The rest keeps the SIP amount constant even after 5 years of starting the SIPs.

Over a period, both our income and expenses keep increasing. Proportionately our savings and investing also needs to increase.

As we repeatedly point out, you should save at least 25% to 30% of your income. The ratio needs to be higher if you want to achieve early financial independence in life.

Once in 2 years, aim to increase the SIP amount by 20%. If you start with Rs.50,000 SIP per month for 20 years; the SIP instalment needs to be as follows:

Year 1- 50,000

Year 3- 60,000

Year 5- 72,000

Year 7- 86,400

Year 9- 1,03,680

Year 11- 1,24,416

Year 13- 1,49,300

Year 15- 1,79,160

Year 17- 2,14,992

Year 19- 2,57,990

Assuming an annualised return of 18%, a fixed amount of Rs.50,000 invested every month over a 20 year period becomes Rs.11.72 crores.

If you start with Rs.50,000 and keep increasing the contribution by 20% every 2 years, again assuming an annualised return of 18%, you end up with Rs.18.64 crores.
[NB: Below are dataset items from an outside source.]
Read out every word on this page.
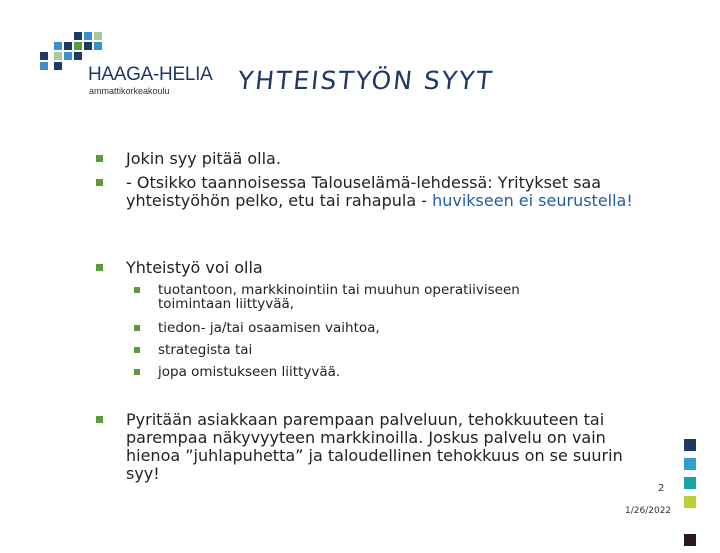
HAAGA-HELIA
ammattikorkeakoulu	YHTEISTYÖN SYYT
Jokin syy pitää olla.
- Otsikko taannoisessa Talouselämä-lehdessä: Yritykset saa yhteistyöhön pelko, etu tai rahapula - huvikseen ei seurustella!
Yhteistyö voi olla
tuotantoon, markkinointiin tai muuhun operatiiviseen toimintaan liittyvää,
tiedon- ja/tai osaamisen vaihtoa,
strategista tai
jopa omistukseen liittyvää.
Pyritään asiakkaan parempaan palveluun, tehokkuuteen tai parempaa näkyvyyteen markkinoilla. Joskus palvelu on vain hienoa ”juhlapuhetta” ja taloudellinen tehokkuus on se suurin syy!
2
1/26/2022
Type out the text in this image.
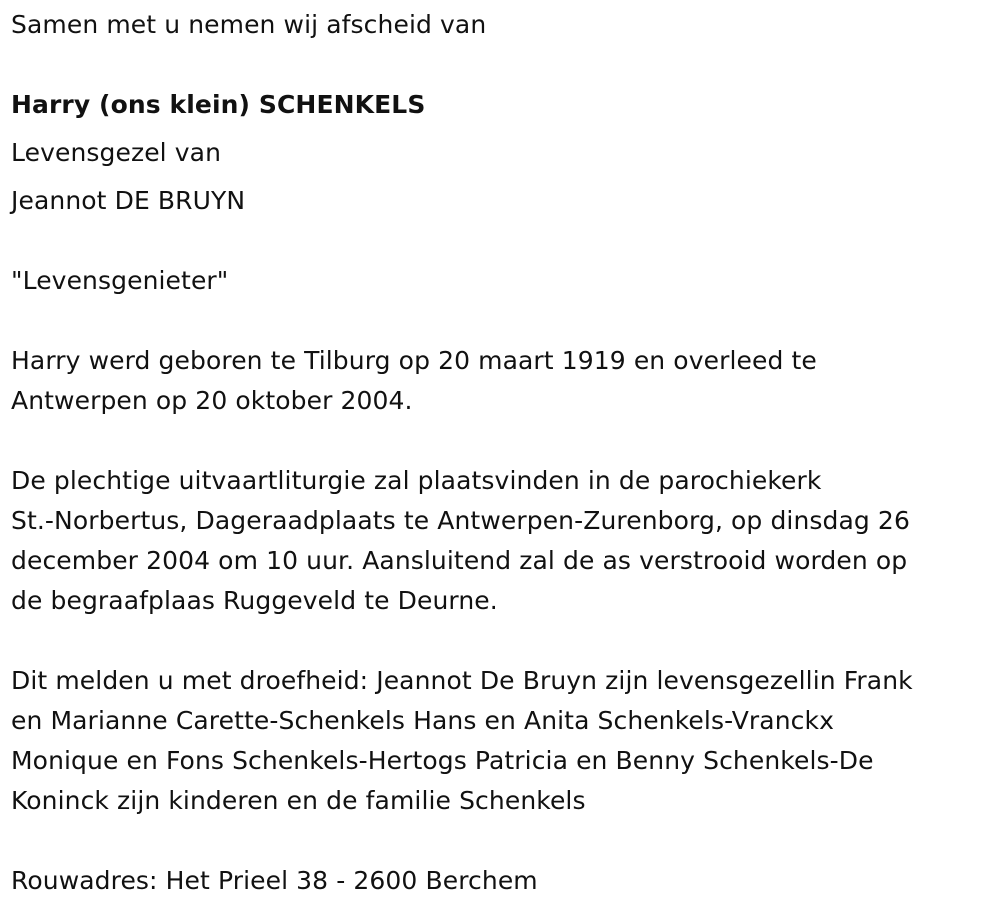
Samen met u nemen wij afscheid van
Harry (ons klein) SCHENKELS
Levensgezel van
Jeannot DE BRUYN
"Levensgenieter"
Harry werd geboren te Tilburg op 20 maart 1919 en overleed te
Antwerpen op 20 oktober 2004.
De plechtige uitvaartliturgie zal plaatsvinden in de parochiekerk
St.-Norbertus, Dageraadplaats te Antwerpen-Zurenborg, op dinsdag 26
december 2004 om 10 uur. Aansluitend zal de as verstrooid worden op
de begraafplaas Ruggeveld te Deurne.
Dit melden u met droefheid: Jeannot De Bruyn zijn levensgezellin Frank
en Marianne Carette-Schenkels Hans en Anita Schenkels-Vranckx
Monique en Fons Schenkels-Hertogs Patricia en Benny Schenkels-De
Koninck zijn kinderen en de familie Schenkels
Rouwadres: Het Prieel 38 - 2600 Berchem
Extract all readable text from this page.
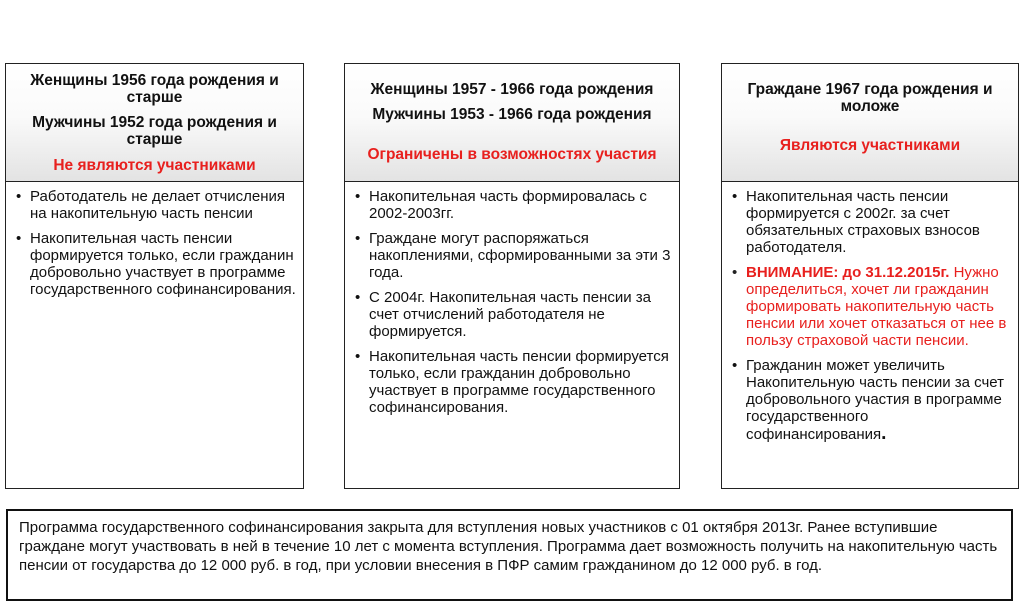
Женщины 1956 года рождения и старше

Мужчины 1952 года рождения и старше

Не являются участниками
• Работодатель не делает отчисления на накопительную часть пенсии
• Накопительная часть пенсии формируется только, если гражданин добровольно участвует в программе государственного софинансирования.

Женщины 1957 - 1966 года рождения

Мужчины 1953 - 1966 года рождения

Ограничены в возможностях участия
• Накопительная часть формировалась с 2002-2003гг.
• Граждане могут распоряжаться накоплениями, сформированными за эти 3 года.
• С 2004г. Накопительная часть пенсии за счет отчислений работодателя не формируется.
• Накопительная часть пенсии формируется только, если гражданин добровольно участвует в программе государственного софинансирования.

Граждане 1967 года рождения и моложе

Являются участниками
• Накопительная часть пенсии формируется с 2002г. за счет обязательных страховых взносов работодателя.
• ВНИМАНИЕ: до 31.12.2015г. Нужно определиться, хочет ли гражданин формировать накопительную часть пенсии или хочет отказаться от нее в пользу страховой части пенсии.
• Гражданин может увеличить Накопительную часть пенсии за счет добровольного участия в программе государственного софинансирования.
Программа государственного софинансирования закрыта для вступления новых участников с 01 октября 2013г. Ранее вступившие граждане могут участвовать в ней в течение 10 лет с момента вступления. Программа дает возможность получить на накопительную часть пенсии от государства до 12 000 руб. в год, при условии внесения в ПФР самим гражданином до 12 000 руб. в год.
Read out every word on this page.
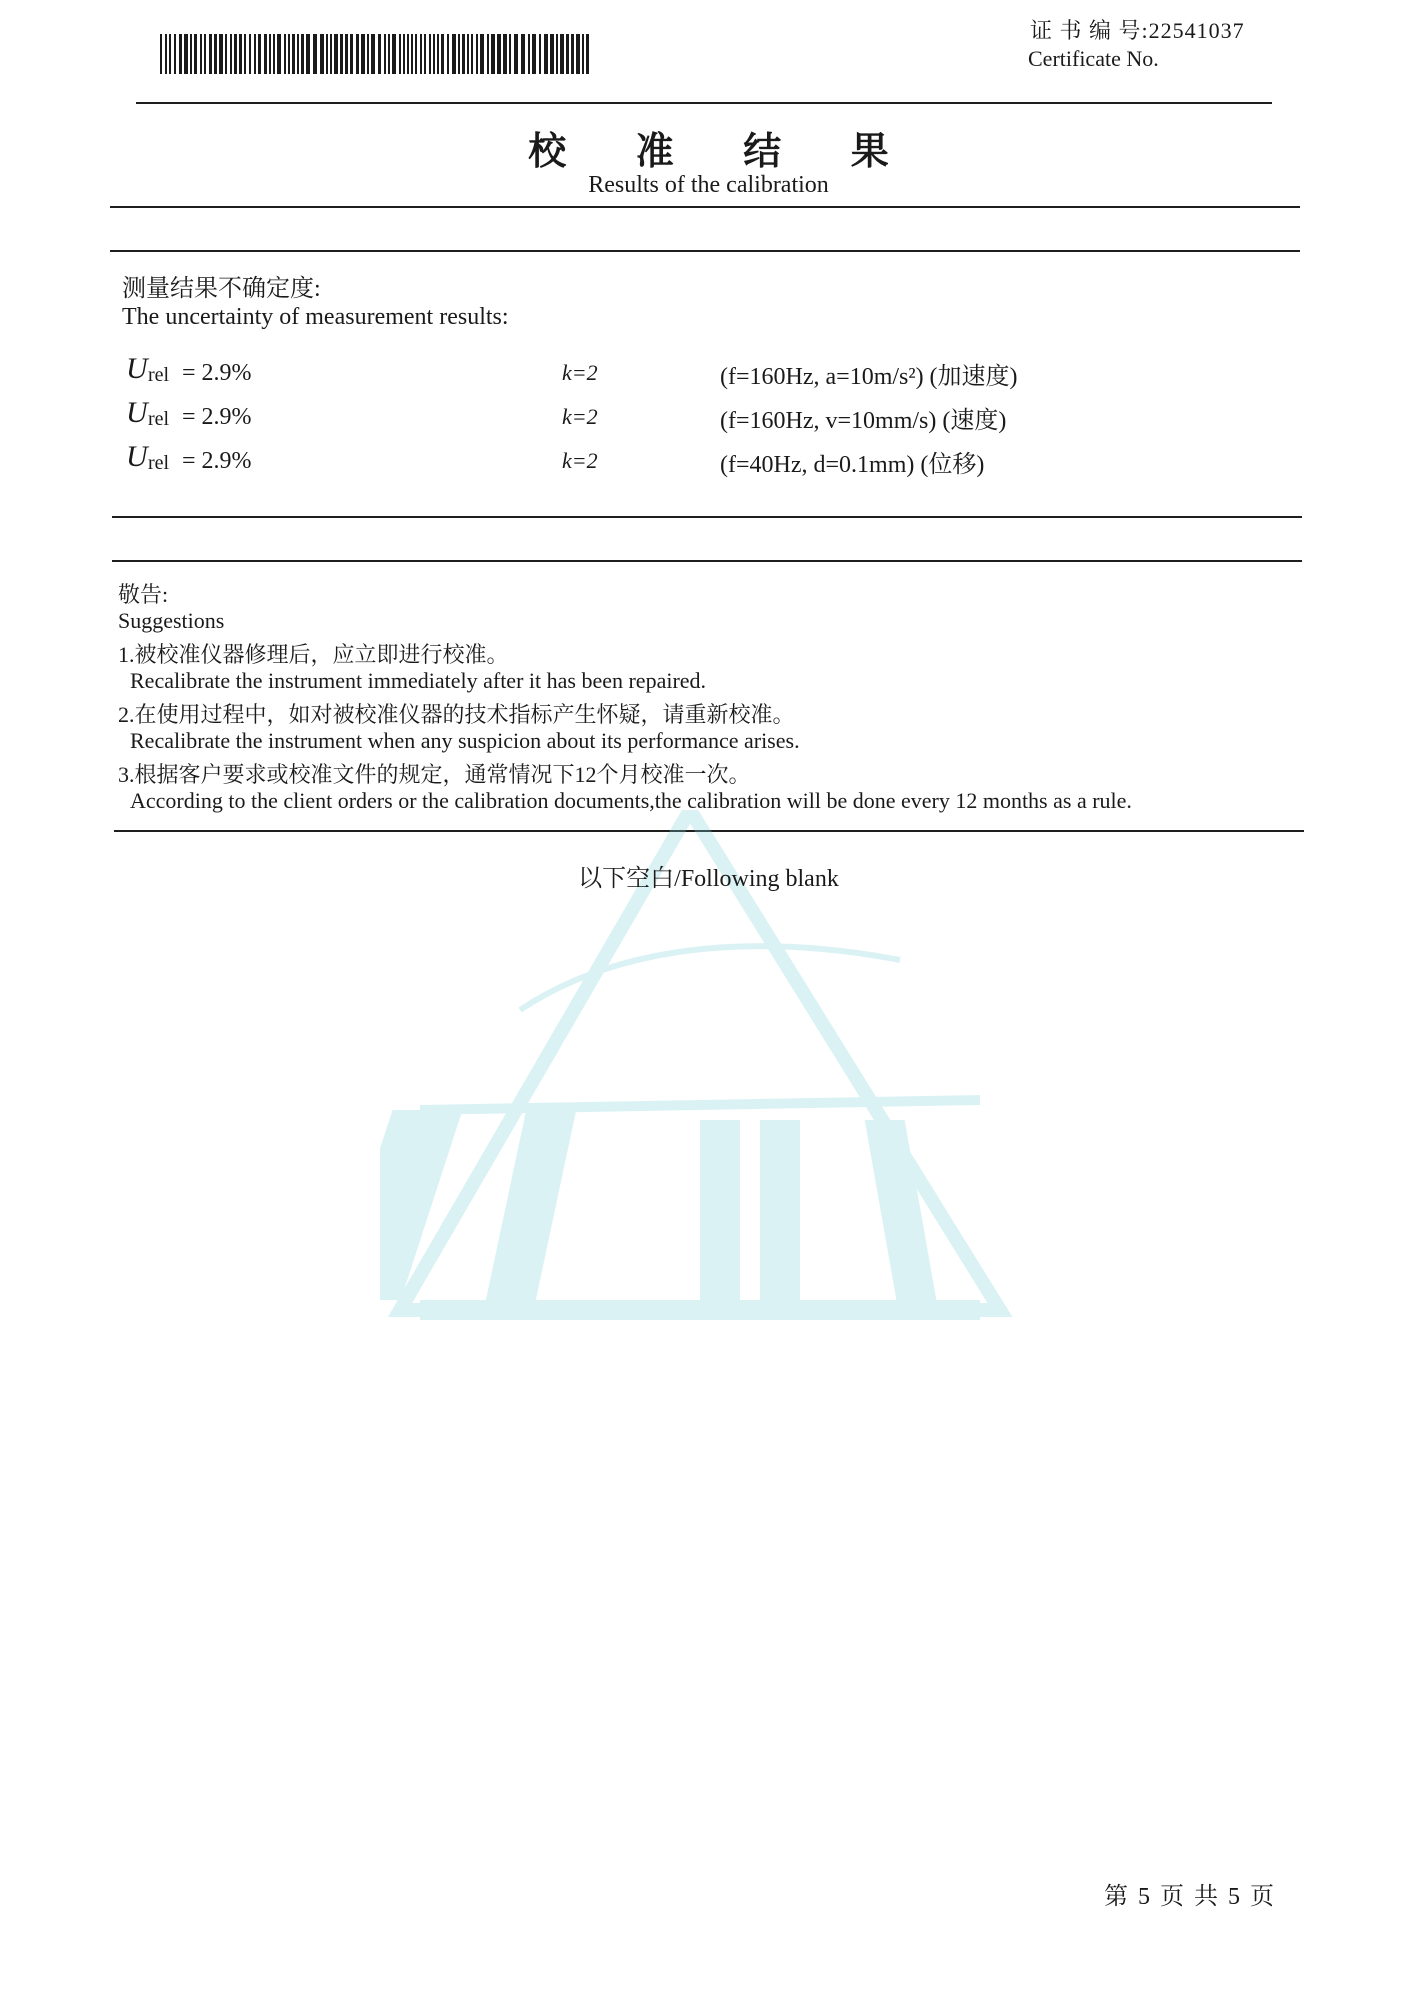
证 书 编 号:22541037
Certificate No.
校 准 结 果
Results of the calibration
测量结果不确定度:
The uncertainty of measurement results:
U rel = 2.9%	k=2	(f=160Hz, a=10m/s²) (加速度)
U rel = 2.9%	k=2	(f=160Hz, v=10mm/s) (速度)
U rel = 2.9%	k=2	(f=40Hz, d=0.1mm) (位移)
敬告:
Suggestions
1.被校准仪器修理后，应立即进行校准。
Recalibrate the instrument immediately after it has been repaired.
2.在使用过程中，如对被校准仪器的技术指标产生怀疑，请重新校准。
Recalibrate the instrument when any suspicion about its performance arises.
3.根据客户要求或校准文件的规定，通常情况下12个月校准一次。
According to the client orders or the calibration documents,the calibration will be done every 12 months as a rule.
以下空白/Following blank
第 5 页 共 5 页
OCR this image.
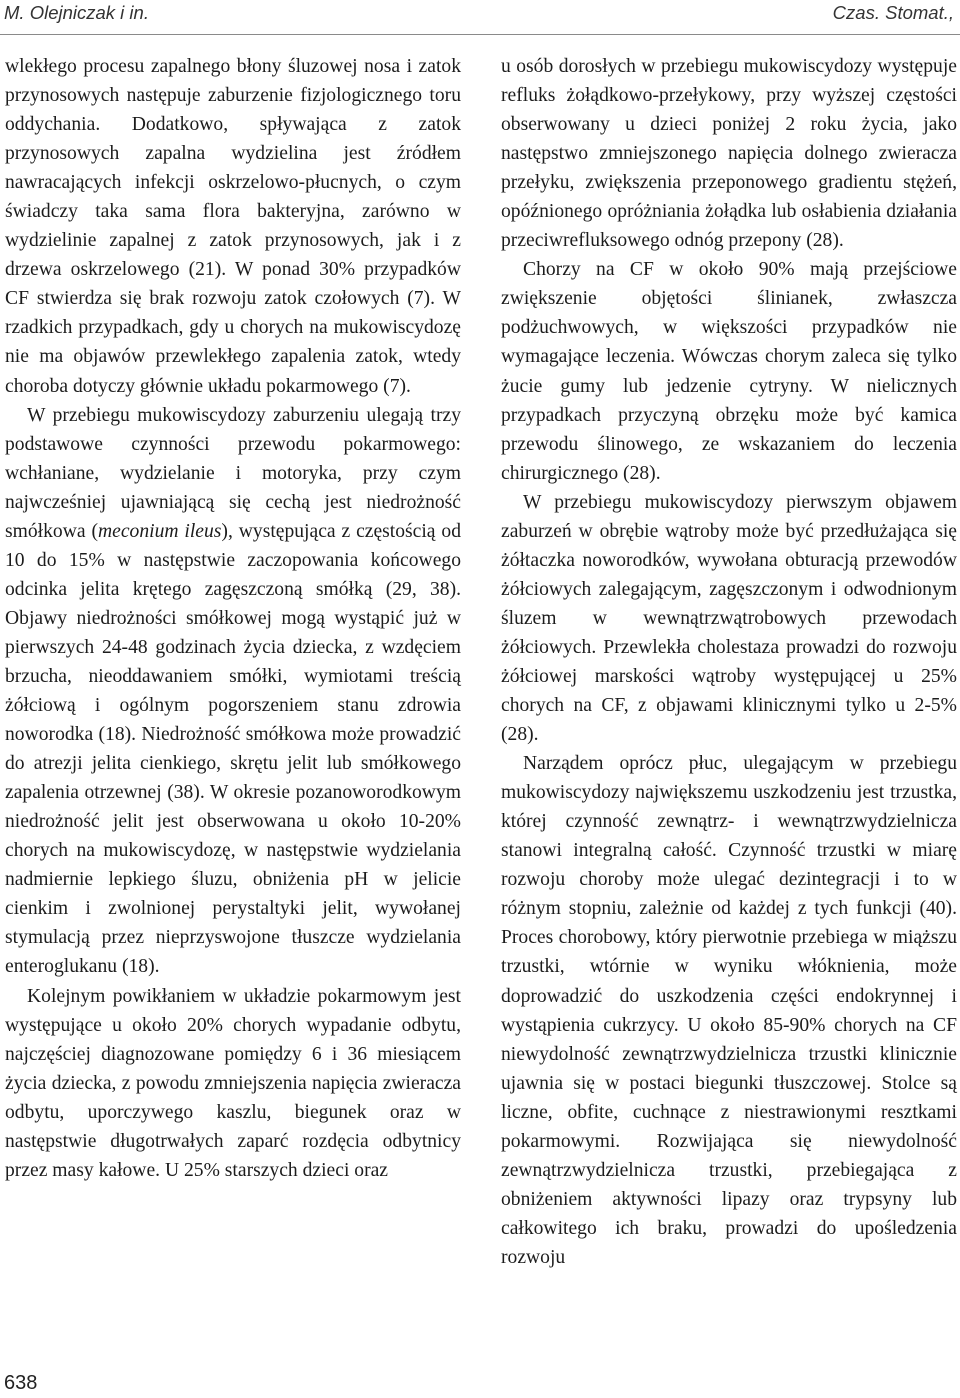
M. Olejniczak i in.	Czas. Stomat.,

wlekłego procesu zapalnego błony śluzowej nosa i zatok przynosowych następuje zaburzenie fizjologicznego toru oddychania. Dodatkowo, spływająca z zatok przynosowych zapalna wydzielina jest źródłem nawracających infekcji oskrzelowo-płucnych, o czym świadczy taka sama flora bakteryjna, zarówno w wydzielinie zapalnej z zatok przynosowych, jak i z drzewa oskrzelowego (21). W ponad 30% przypadków CF stwierdza się brak rozwoju zatok czołowych (7). W rzadkich przypadkach, gdy u chorych na mukowiscydozę nie ma objawów przewlekłego zapalenia zatok, wtedy choroba dotyczy głównie układu pokarmowego (7).

W przebiegu mukowiscydozy zaburzeniu ulegają trzy podstawowe czynności przewodu pokarmowego: wchłaniane, wydzielanie i motoryka, przy czym najwcześniej ujawniającą się cechą jest niedrożność smółkowa (meconium ileus), występująca z częstością od 10 do 15% w następstwie zaczopowania końcowego odcinka jelita krętego zagęszczoną smółką (29, 38). Objawy niedrożności smółkowej mogą wystąpić już w pierwszych 24-48 godzinach życia dziecka, z wzdęciem brzucha, nieoddawaniem smółki, wymiotami treścią żółciową i ogólnym pogorszeniem stanu zdrowia noworodka (18). Niedrożność smółkowa może prowadzić do atrezji jelita cienkiego, skrętu jelit lub smółkowego zapalenia otrzewnej (38). W okresie pozanoworodkowym niedrożność jelit jest obserwowana u około 10-20% chorych na mukowiscydozę, w następstwie wydzielania nadmiernie lepkiego śluzu, obniżenia pH w jelicie cienkim i zwolnionej perystaltyki jelit, wywołanej stymulacją przez nieprzyswojone tłuszcze wydzielania enteroglukanu (18).

Kolejnym powikłaniem w układzie pokarmowym jest występujące u około 20% chorych wypadanie odbytu, najczęściej diagnozowane pomiędzy 6 i 36 miesiącem życia dziecka, z powodu zmniejszenia napięcia zwieracza odbytu, uporczywego kaszlu, biegunek oraz w następstwie długotrwałych zaparć rozdęcia odbytnicy przez masy kałowe. U 25% starszych dzieci oraz

u osób dorosłych w przebiegu mukowiscydozy występuje refluks żołądkowo-przełykowy, przy wyższej częstości obserwowany u dzieci poniżej 2 roku życia, jako następstwo zmniejszonego napięcia dolnego zwieracza przełyku, zwiększenia przeponowego gradientu stężeń, opóźnionego opróżniania żołądka lub osłabienia działania przeciwrefluksowego odnóg przepony (28).

Chorzy na CF w około 90% mają przejściowe zwiększenie objętości ślinianek, zwłaszcza podżuchwowych, w większości przypadków nie wymagające leczenia. Wówczas chorym zaleca się tylko żucie gumy lub jedzenie cytryny. W nielicznych przypadkach przyczyną obrzęku może być kamica przewodu ślinowego, ze wskazaniem do leczenia chirurgicznego (28).

W przebiegu mukowiscydozy pierwszym objawem zaburzeń w obrębie wątroby może być przedłużająca się żółtaczka noworodków, wywołana obturacją przewodów żółciowych zalegającym, zagęszczonym i odwodnionym śluzem w wewnątrzwątrobowych przewodach żółciowych. Przewlekła cholestaza prowadzi do rozwoju żółciowej marskości wątroby występującej u 25% chorych na CF, z objawami klinicznymi tylko u 2-5% (28).

Narządem oprócz płuc, ulegającym w przebiegu mukowiscydozy największemu uszkodzeniu jest trzustka, której czynność zewnątrz- i wewnątrzwydzielnicza stanowi integralną całość. Czynność trzustki w miarę rozwoju choroby może ulegać dezintegracji i to w różnym stopniu, zależnie od każdej z tych funkcji (40). Proces chorobowy, który pierwotnie przebiega w miąższu trzustki, wtórnie w wyniku włóknienia, może doprowadzić do uszkodzenia części endokrynnej i wystąpienia cukrzycy. U około 85-90% chorych na CF niewydolność zewnątrzwydzielnicza trzustki klinicznie ujawnia się w postaci biegunki tłuszczowej. Stolce są liczne, obfite, cuchnące z niestrawionymi resztkami pokarmowymi. Rozwijająca się niewydolność zewnątrzwydzielnicza trzustki, przebiegająca z obniżeniem aktywności lipazy oraz trypsyny lub całkowitego ich braku, prowadzi do upośledzenia rozwoju

638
By increasing your contribution by 20% every 2 years (or roughly 10% every year), your final corpus increases by 159%

To repeat; 10% yearly increase of SIP contribution would increase your final corpus by 159%

My question again:

Your income increases regularly!

Your expense increases regularly!

Why not your savings and investing?

Note: I could have also assumed 10% increase every year instead of 20% every 2 years. What I’ve given is only an illustration. We can plan around with another way like 10% every year, 30% every 3 years etc. The more closer the frequency better would be the compounding.